By this time, the Hinsons had hired a private investigator—Tom McDonald from Randleman — to look into the case who advised them to record all conversations regarding Rhonda’s death—whether face-to-face or by phone.  So, when Charles McDowell visited that day, the confabulation between him and Judy was recorded.  
“He asked me, ‘Why would you think that I could have killed Rhonda?  We loved her…and did a lot for her,’ he said.  He reminded me that Betty was the one who got her the job at Hickory Steel—one that she would not have gotten had it not been for Betty.”

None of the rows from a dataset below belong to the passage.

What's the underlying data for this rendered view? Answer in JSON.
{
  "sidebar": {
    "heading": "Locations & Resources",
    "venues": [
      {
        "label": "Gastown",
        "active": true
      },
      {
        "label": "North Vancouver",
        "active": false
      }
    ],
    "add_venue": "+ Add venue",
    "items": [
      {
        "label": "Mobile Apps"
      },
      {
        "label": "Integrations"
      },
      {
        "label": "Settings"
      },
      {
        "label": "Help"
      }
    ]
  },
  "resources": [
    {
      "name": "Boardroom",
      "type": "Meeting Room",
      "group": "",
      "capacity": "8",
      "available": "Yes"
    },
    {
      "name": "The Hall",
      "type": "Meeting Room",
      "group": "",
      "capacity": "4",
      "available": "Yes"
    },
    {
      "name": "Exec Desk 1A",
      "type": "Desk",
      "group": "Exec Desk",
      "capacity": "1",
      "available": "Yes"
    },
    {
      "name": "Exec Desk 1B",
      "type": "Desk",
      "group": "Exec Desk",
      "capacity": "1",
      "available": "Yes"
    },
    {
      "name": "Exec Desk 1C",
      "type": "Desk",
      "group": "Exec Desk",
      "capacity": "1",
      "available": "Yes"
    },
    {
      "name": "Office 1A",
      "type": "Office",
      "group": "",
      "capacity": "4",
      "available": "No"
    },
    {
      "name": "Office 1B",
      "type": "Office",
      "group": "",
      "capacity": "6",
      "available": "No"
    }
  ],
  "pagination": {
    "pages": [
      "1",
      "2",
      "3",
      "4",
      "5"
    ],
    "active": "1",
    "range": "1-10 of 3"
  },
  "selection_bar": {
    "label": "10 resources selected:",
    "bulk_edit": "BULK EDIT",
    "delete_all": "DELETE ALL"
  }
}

“I asked him, then, that if he loved Rhonda, why did he say the things that he did at the funeral?  [‘I do not know whether or not Rhonda went to hell.’]  He replied, he did not know about her soul because she was not affiliated with his church.  I told him that Rhonda was a good person.”
McDowell’s predictable, yet piercing comment, laced with pious religiosity, has lingered in Judy’s mind for 37 and a half years, “Ms. Hinson, there is a lot of good people in hell.”  
“I told him about my alcoholic father and that he was a good man even though he drank. Charles said, ‘I hate people who drink,’” Judy recalled.
 During the course of conversation, Reverend McDowell summarized his whereabouts on the early morning of Dec. 23, 1981 when Rhonda was murdered.  
“I came through the crime scene, stopped, and asked what happened.  I thought she had passed out, ran off the road and that was what killed her.  They [police] would not tell me what had happened. They told me to come over to your house. When I got there, McDevitt was there. I called Betty and Greg.  When Rhonda called, Greg talked to her.  I didn’t.  I didn’t know they had argued till the next day.  Greg acted normal.  He said she had gone to the party alone, and he was going to stay home.”
He continued: “I went to Sherry’s [Pittman-Yoder] house and came through Longview on 64/70, got on I-40 at Kentucky Fried Chicken.  I thought that was the route she would have taken.  I had been to Sherry’s once to pick her [Rhonda] up. That is how I knew where Sherry lived. I left the house about 2:30 (a.m.) or 3 (a.m.) to go look for Rhonda.  
Once more, McDowell averred that the case would never be solved.  “He told me that nothing would help Rhonda now and other people should not be hurt because of this.
Near the conclusion of the conversation, Judy offered to return to Charles his son’s East Burke class ring that Rhonda had in her possession.  Surprisingly, he refused to take it.  
“Charles said that Greg did not want it.  He also told me that if I located anything else of Greg’s that was in Rhonda’s possession to just throw whatever it was away, along with the class ring.”  [Note: Supposedly, Greg McDowell’s class ring is contained within the substantive evidentiary files at the Burke County Sheriff’s Office.]
As the Reverend Mr. McDowell was leaving that day, he told Ms. Hinson that this visit would be his last to their residence. “He told me that he could not come back because we were out of his district,” Judy recorded in her journal relative to that culminating, eventful visitation.  
But it was during this final visit with Judy Hinson that McDowell alluded to a second polygraph that law enforcement had administered to his unsuspecting son.  “The police jerked Greg up out of school [North Carolina State University] and polygraphed him.  Steve Whisenant said his experts tell him it has to be done without the person knowing, because you can take things to beat it.”
The first of two lie-detector tests was administered to Greg McDowell within a week of the fatal shooting; the second on Oct. 29, 1982—ten months and six days after the killing of Rhonda Hinson.